Nexus argues it's the former. Operating large compute clusters is a complex technical challenge requiring specialised expertise, capital and power infrastructure, not just GPU access.
Demand remains concentrated among frontier labs and hyperscalers, the firm said, and while India trails today, its talent and growth trajectory position it to become a meaningful hub over time.
“Setting up GPUs is way more complex in a new Cloud than previously,” Malhotra said. “These things are fragile, making them work together is a complex technology endeavour, and there are not too many experts in the world.”
The economics of AI, he said, have shifted from training to inference as AI agents take on real enterprise work, lifting demand for real-time compute.
Industry bottlenecks have moved accordingly — from GPU shortages a year ago, to memory and CPUs, and now to electricity and power.
Nexus expects the next phase of infrastructure innovation to focus on expanding energy supply and alternative data-centre designs.
“Ultimately, we are going to just generate as much intelligence as energy available for it,” Malhotra said.

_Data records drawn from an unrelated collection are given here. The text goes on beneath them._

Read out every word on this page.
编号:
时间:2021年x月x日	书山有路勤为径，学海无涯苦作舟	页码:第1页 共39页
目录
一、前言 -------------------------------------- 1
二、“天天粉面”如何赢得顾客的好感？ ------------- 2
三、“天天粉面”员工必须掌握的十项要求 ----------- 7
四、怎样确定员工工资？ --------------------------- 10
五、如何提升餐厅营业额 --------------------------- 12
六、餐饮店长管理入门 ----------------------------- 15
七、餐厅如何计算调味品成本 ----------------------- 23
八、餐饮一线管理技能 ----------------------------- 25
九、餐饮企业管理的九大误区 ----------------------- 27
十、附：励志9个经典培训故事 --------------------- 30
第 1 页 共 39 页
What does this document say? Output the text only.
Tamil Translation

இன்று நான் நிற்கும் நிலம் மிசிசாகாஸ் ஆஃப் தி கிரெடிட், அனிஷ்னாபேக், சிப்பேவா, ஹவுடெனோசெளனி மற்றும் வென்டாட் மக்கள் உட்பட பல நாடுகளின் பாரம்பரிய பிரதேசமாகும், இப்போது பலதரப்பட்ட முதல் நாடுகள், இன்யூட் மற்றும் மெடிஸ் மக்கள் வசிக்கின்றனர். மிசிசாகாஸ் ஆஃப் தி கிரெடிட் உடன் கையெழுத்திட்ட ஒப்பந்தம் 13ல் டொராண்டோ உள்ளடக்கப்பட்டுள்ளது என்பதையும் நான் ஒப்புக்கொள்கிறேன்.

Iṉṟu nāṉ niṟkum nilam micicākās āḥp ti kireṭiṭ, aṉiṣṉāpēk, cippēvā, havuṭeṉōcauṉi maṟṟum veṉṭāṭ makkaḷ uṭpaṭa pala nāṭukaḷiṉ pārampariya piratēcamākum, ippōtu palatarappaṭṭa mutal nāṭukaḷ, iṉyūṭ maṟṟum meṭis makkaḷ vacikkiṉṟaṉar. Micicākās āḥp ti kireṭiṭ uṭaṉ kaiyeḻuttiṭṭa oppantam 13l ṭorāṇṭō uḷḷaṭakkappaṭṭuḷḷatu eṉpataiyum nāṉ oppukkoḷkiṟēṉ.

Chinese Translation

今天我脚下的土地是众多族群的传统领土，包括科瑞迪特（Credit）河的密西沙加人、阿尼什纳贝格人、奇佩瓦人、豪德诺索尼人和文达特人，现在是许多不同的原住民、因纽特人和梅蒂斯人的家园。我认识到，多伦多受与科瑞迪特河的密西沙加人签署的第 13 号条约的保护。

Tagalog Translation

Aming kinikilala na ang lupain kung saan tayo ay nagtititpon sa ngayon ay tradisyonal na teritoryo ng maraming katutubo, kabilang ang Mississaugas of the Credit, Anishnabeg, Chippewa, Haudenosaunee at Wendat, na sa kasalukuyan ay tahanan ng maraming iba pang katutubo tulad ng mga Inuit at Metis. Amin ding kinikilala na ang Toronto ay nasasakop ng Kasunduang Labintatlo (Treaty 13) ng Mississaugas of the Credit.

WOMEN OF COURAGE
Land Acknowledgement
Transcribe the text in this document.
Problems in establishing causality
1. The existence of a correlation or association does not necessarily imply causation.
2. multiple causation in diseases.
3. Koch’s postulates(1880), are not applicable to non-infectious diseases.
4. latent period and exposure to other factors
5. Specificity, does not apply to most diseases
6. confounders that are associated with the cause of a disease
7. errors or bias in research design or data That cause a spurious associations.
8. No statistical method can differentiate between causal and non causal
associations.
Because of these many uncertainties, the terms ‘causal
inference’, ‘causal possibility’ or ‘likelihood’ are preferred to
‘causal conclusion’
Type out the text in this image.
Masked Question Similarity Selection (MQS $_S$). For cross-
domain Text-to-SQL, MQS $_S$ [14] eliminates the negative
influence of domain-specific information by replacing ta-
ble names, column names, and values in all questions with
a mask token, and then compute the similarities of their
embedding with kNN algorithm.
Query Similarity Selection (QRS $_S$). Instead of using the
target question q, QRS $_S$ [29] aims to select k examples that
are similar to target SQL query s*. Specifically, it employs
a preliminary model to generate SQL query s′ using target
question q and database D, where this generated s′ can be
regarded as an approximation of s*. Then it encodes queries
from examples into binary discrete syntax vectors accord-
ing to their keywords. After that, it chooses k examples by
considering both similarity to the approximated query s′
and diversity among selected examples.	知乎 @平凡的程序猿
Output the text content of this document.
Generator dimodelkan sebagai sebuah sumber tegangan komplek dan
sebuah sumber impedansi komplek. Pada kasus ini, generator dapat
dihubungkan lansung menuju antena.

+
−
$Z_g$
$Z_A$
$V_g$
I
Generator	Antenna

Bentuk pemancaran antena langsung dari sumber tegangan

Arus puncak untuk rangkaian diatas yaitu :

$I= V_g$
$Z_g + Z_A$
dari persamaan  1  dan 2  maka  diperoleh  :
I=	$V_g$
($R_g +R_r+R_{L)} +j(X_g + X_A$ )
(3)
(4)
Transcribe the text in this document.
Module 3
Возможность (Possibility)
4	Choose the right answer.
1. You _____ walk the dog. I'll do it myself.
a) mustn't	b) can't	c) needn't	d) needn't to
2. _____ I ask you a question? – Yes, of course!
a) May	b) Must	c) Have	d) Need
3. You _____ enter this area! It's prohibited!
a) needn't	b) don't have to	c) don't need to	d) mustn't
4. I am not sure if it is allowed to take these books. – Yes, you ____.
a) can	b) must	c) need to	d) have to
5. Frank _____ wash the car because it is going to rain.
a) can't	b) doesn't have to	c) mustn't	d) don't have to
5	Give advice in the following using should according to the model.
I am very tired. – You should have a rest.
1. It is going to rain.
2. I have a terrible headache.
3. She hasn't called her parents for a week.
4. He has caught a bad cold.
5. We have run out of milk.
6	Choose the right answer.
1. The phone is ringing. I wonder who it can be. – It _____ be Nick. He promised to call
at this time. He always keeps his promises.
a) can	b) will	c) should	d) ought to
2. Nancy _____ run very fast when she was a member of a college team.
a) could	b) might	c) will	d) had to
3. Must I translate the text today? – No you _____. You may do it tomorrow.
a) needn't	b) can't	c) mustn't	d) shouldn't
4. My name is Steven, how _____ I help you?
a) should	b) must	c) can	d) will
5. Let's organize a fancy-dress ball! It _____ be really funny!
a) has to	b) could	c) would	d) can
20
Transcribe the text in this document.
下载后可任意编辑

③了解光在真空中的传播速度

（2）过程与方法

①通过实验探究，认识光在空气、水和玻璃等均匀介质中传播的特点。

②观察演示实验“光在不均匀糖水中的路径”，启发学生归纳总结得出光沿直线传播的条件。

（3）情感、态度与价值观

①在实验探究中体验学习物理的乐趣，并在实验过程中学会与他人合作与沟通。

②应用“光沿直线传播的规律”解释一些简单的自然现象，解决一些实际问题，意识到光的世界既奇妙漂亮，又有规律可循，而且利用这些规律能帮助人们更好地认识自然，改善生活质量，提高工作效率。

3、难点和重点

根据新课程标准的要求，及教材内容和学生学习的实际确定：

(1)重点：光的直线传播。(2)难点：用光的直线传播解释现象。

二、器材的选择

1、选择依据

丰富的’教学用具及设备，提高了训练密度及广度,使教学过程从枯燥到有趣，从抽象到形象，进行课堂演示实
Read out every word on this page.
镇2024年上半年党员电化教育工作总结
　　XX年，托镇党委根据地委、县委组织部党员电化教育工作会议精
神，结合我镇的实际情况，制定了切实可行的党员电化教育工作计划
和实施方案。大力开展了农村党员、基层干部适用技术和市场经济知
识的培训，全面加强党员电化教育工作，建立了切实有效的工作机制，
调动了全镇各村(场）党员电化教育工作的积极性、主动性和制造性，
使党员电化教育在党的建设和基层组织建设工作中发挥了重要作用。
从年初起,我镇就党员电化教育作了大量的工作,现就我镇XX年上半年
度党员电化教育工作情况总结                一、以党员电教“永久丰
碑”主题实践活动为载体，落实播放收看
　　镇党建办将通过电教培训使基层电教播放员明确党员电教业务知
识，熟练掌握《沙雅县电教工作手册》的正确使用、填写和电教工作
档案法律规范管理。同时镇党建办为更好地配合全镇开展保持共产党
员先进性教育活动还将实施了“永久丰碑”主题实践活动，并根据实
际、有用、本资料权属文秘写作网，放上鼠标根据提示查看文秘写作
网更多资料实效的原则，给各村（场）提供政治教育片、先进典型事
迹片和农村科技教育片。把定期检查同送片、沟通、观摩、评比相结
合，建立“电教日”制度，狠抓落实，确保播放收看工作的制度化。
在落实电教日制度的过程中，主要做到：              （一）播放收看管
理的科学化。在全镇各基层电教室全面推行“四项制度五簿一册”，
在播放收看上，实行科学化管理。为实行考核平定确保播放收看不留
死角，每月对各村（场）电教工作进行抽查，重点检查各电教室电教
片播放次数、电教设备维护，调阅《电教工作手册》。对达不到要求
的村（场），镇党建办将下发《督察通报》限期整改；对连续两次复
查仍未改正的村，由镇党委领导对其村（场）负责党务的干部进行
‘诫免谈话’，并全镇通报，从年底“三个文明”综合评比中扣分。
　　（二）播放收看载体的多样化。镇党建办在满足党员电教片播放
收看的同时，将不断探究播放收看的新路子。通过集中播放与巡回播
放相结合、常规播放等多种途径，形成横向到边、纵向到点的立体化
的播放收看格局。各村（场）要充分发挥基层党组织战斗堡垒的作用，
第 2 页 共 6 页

Asked how founders should build a defensible moat in a market now drawing capital from Blackstone, AMD Ventures and sovereign wealth funds, beyond simply securing GPUs first, Malhotra said differentiation lies in operating large-scale clusters reliably for demanding customers. Only a handful of teams globally have that expertise, he said, and founders should build moats by solving for a small set of tier-one AI labs and hyperscalers rather than relying on early hardware access.
“AI’s interface may be a chatbot today, but some of its most enduring value will be built in the infrastructure underneath it,” said Malhotra.